The four mobile numbers listed in the FIR were unreachable when Newslaundry called them.
The Voter Helpline App is one of 15 applications the EC has rolled out for voters and election officials. The most recent, ECINET – launched by Chief Election Commissioner Gyanesh Kumar as a one-stop digital platform for all election services – ran into trouble within a month, with voters in West Bengal claiming they could not check their electoral status because the app wasn't functioning. The BLO App, designed for booth-level officers to conduct house-to-house verification, had its Android version updated over 30 times during the Special Intensive Revision; BLOs in Chennai complained their phones froze repeatedly, causing data loss.
The app’s problem in Tuljapur was of a different order – not a glitch but a design gap. It processed hundreds of fraudulent applications from a single account before anyone raised an alert. The OTP checkpoints, the account verification, the Form 6 process – none of it prevented attempted bulk abuse.
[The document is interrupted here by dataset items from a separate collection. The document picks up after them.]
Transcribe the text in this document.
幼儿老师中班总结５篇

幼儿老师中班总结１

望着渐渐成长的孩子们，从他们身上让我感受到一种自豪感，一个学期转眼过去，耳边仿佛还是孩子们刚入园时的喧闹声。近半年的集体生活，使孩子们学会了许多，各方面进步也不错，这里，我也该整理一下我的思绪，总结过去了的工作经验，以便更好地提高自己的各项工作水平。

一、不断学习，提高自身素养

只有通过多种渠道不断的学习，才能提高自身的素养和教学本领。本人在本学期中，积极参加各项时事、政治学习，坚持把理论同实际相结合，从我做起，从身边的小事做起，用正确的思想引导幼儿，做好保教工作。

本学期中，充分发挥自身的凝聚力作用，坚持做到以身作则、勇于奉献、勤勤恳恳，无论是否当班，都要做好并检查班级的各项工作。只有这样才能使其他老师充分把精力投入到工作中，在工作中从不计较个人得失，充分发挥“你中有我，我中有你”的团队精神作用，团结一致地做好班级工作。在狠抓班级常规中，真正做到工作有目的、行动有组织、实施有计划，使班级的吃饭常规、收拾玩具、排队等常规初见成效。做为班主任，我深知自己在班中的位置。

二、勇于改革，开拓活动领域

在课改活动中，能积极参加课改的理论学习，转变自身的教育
The investigation that isn’t moving
The case was transferred to Tuljapur police station. Since then, Yadav said, his office has been sending reminders every three months. “It is important to find out who was behind the mass applications because it is concerning,” he said.
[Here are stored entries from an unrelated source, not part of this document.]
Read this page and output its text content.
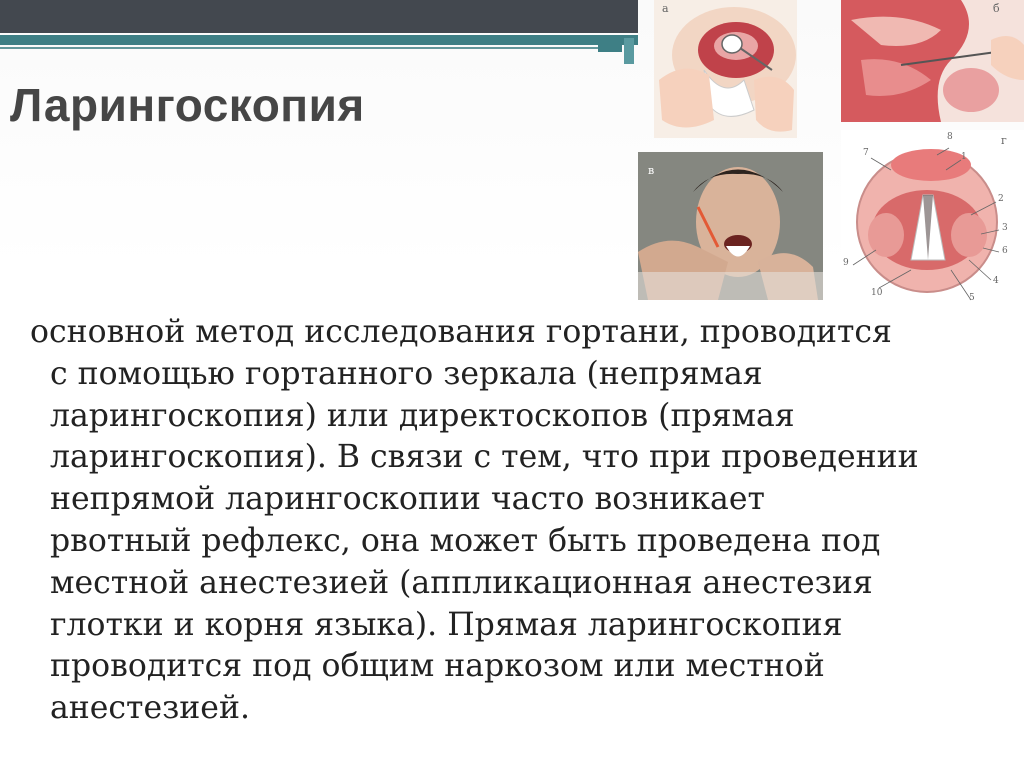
Ларингоскопия
а	б
в
г
8
7	1
2
3
6
4
5
10
9
основной метод исследования гортани, проводится
с помощью гортанного зеркала (непрямая
ларингоскопия) или директоскопов (прямая
ларингоскопия). В связи с тем, что при проведении
непрямой ларингоскопии часто возникает
рвотный рефлекс, она может быть проведена под
местной анестезией (аппликационная анестезия
глотки и корня языка). Прямая ларингоскопия
проводится под общим наркозом или местной
анестезией.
In November 2025, the Superintendent of Police sent a confidential letter to the district election officials requesting the IP addresses of the bulk applications – the basic technical thread needed to trace their origin. The district didn’t have them and forwarded the request to the ECI and the Chief Electoral Officer in Maharashtra.
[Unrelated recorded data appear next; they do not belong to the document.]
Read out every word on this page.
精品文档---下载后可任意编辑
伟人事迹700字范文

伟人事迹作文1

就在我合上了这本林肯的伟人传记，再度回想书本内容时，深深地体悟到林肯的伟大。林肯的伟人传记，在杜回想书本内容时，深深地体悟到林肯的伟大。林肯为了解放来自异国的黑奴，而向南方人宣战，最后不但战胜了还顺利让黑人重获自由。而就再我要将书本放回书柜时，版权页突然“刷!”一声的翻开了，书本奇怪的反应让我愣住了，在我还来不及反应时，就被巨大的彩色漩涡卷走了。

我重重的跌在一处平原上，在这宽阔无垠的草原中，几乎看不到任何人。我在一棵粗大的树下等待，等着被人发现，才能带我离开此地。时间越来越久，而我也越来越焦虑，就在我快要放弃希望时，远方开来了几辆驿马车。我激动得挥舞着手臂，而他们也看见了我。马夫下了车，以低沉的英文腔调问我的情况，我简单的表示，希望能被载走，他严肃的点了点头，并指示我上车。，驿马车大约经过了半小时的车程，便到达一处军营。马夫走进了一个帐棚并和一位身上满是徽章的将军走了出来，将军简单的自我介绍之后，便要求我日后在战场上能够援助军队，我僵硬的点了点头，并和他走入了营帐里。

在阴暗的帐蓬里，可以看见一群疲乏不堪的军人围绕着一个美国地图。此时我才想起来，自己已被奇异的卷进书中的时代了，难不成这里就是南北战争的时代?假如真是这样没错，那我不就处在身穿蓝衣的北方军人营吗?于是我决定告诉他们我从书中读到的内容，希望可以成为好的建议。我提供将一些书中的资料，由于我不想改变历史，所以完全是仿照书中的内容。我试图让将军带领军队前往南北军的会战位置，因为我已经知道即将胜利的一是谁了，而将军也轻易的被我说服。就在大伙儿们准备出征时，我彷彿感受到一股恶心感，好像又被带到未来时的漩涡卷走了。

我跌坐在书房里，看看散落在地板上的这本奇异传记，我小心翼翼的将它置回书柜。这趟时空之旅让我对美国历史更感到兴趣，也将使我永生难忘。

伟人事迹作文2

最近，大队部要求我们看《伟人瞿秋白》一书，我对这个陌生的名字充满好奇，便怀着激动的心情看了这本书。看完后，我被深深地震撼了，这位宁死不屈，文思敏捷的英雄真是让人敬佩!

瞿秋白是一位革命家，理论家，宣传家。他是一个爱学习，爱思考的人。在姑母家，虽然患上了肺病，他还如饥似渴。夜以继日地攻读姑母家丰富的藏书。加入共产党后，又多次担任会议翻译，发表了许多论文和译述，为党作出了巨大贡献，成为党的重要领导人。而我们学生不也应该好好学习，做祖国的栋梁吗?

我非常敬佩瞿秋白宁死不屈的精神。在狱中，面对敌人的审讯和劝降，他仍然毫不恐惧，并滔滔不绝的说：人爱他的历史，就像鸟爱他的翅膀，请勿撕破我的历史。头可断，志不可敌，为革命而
“The last update was in November 2025. The Superintendent of Police had sent us a confidential letter requesting IP addresses of these bulk applications and other technical details required to conduct the investigation. We did not have it at Tehsil level. So, we had forwarded it to the Election Commission of India and Chief Electoral Officer in Maharashtra. We don’t know if they have furnished the required information,” Yadav said.
Investigating officer Nilesh Deshmukh confirmed only that the case remains open. “We are still investigating the matter. So, we cannot share any information with the media at the moment.” When asked whether the ECI and CEO Maharashtra were cooperating with the investigation, he disconnected the call.
Newslaundry has sent detailed questionnaires to both offices. This story will be updated when they respond.
The wider picture
Five days after the Maharashtra results were declared, Congress alleged that 40 lakh new voters had been registered in the state in just five months – more than the total added over the previous five years. The EC dismissed this as evidence of healthy youth participation.
The Dharashiv FIR is a piece of official record that could give the concern a concrete basis.
The constituency at the centre of the case, Tuljapur, sits in the Marathwada region, where the economy runs on agriculture and parties from the centre-left have historically dominated. Between 1957 and 2014, Congress won 10 of 13 elections here; the remaining three went to the Peasants and Workers Party. The BJP contested the seat for the first time in 1980, got 1.86 percent of the vote, and then stopped contesting. It won for the first time in 2019, with 24 percent – up from 16 percent in 2014. In 2024, BJP's Ranajagjitsinha Padmasinha Patil defeated Congress’ Kuldip Dheeraj Patil by 36,879 votes.
Newslaundry has previously reported that in the six months before the elections, the voter count in Chief Minister Devendra Fadnavis’ Nagpur South West constituency rose by 8.25 percent – double the 4 percent benchmark set by the commission.